See Radiation_Oncology/Prostate/Recurrence_after_RT#Cryotherapy

Salvage RT after cryotherapy[edit | edit source]

  • Allegheny General (Pittsburgh) (1990-99)
    • 49 pts treated for isolated local recurrence after cryotherapy (rising PSA or positive biopsy; negative metastatic workup). 88% had high risk disease initially (PSA>10,G>=7,or >=T2b).
    • RT was 3D-CRT in 45 of 49 pts, 64.8 Gy (median dose) to the P+SV.

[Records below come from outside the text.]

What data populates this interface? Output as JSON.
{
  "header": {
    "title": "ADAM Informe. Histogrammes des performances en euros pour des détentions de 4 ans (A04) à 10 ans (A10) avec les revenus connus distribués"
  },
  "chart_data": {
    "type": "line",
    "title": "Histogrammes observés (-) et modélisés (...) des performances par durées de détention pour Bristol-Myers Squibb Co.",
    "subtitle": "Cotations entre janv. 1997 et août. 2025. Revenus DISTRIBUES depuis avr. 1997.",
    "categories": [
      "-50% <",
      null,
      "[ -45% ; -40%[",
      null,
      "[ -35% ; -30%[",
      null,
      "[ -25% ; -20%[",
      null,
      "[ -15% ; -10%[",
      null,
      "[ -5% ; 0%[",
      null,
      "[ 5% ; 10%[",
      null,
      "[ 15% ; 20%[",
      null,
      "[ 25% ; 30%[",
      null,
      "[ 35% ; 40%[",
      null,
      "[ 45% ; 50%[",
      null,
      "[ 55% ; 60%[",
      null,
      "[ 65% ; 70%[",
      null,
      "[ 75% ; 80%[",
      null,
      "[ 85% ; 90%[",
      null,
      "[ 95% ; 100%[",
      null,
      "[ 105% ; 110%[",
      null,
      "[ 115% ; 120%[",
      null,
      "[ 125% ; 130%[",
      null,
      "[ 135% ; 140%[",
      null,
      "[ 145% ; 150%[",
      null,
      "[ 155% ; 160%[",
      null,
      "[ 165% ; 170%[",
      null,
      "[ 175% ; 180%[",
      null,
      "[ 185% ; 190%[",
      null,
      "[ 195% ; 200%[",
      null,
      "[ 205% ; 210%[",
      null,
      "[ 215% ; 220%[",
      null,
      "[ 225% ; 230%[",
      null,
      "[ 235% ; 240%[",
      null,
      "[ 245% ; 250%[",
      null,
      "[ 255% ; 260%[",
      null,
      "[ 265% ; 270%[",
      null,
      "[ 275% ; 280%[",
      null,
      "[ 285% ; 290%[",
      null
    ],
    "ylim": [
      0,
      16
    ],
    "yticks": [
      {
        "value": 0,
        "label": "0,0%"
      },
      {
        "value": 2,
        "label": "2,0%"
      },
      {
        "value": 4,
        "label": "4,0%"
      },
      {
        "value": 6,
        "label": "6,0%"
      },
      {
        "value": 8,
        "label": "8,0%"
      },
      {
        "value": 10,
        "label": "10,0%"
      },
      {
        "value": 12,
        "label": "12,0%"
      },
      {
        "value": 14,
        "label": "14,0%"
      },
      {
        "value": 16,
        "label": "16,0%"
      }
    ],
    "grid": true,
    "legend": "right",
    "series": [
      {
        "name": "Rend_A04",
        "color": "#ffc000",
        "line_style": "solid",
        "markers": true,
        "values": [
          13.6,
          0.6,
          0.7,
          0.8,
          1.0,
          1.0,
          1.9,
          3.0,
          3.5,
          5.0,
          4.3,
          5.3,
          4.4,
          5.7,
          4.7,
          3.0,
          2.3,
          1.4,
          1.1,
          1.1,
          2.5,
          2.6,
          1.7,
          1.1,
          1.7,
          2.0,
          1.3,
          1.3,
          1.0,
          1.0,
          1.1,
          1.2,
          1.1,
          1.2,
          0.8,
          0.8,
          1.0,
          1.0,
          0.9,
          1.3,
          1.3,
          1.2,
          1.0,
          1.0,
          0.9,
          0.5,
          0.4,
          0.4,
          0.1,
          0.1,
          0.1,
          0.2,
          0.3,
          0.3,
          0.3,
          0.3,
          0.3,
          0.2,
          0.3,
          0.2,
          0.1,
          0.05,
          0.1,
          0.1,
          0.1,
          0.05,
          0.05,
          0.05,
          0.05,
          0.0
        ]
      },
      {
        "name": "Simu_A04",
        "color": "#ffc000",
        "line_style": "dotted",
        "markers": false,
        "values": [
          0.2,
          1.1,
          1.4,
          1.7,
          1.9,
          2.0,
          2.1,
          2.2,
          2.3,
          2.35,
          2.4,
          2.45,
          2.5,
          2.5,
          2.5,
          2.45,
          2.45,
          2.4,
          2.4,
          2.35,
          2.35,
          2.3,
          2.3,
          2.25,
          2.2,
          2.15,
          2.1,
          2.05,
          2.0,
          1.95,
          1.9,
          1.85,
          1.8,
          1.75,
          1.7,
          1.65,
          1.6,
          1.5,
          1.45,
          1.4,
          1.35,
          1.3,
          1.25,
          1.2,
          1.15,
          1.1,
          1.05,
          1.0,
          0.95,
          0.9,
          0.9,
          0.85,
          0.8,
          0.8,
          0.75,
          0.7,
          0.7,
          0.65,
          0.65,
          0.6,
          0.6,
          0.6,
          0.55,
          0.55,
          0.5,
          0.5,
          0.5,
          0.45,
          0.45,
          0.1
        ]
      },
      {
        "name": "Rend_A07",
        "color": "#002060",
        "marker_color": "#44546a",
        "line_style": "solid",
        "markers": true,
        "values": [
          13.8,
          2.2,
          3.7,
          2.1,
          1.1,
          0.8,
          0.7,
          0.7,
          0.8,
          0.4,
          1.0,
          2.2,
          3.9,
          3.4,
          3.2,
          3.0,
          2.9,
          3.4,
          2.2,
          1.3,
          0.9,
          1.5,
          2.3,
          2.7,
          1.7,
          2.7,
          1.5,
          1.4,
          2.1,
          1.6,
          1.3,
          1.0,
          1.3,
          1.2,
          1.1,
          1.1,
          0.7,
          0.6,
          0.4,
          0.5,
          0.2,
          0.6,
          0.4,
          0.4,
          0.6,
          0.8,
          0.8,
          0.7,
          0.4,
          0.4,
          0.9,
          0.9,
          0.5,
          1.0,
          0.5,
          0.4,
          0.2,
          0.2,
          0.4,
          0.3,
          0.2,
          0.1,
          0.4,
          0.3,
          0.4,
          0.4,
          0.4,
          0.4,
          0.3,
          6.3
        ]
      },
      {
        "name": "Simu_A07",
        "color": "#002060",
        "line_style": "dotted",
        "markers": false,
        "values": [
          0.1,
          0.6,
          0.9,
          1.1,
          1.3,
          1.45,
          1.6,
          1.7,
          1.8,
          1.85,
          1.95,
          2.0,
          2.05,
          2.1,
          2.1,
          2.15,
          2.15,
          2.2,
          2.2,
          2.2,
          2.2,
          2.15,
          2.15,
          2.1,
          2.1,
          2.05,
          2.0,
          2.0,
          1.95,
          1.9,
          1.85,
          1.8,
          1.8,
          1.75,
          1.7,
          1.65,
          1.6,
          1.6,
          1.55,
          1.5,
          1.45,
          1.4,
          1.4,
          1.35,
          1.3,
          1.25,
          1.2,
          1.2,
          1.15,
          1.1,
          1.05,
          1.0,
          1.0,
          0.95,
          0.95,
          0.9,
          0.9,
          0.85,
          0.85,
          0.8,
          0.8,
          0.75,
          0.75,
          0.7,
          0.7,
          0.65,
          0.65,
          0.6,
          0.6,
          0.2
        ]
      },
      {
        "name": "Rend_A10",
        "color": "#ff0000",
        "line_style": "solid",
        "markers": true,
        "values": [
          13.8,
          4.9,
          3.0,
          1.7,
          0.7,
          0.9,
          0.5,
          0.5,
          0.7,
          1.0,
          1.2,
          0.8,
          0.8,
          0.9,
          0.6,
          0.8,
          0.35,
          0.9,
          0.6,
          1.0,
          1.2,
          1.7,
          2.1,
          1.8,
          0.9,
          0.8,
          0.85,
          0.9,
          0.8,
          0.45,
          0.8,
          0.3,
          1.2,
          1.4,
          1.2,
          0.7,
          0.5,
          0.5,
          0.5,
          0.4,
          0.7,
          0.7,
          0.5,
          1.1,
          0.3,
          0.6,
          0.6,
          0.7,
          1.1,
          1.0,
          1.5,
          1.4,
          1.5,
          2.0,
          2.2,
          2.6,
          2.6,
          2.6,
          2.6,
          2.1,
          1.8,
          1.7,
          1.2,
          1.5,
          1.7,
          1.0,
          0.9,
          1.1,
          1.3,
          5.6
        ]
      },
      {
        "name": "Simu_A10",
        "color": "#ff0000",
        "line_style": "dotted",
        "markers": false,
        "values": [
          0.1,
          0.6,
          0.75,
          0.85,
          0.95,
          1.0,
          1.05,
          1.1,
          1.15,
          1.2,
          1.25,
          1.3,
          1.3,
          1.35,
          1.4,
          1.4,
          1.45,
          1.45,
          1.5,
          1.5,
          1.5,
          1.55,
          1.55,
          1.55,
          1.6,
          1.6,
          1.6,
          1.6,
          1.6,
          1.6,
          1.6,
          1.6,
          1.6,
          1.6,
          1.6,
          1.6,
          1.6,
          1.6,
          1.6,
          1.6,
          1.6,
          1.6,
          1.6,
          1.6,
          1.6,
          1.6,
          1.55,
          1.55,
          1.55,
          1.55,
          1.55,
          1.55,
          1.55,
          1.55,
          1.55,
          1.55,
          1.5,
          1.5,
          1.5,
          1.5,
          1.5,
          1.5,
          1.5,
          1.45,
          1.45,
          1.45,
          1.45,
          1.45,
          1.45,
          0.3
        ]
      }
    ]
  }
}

    • PMID 11068312, 2000 — "Salvage radiotherapy for prostate cancer recurrence after cryosurgical ablation." Burton S et al. Urology. 2000 Nov 1;56(5):833-8.
      • Median f/u 32 m. Biochemical control in 61%; associated with higher RT dose (> 64 Gy), lower pre-RT PSA.
      • No grade 3-4 acute GI or GU toxicity. 1 pt with urethral stricture. No pts with urinary incontinence.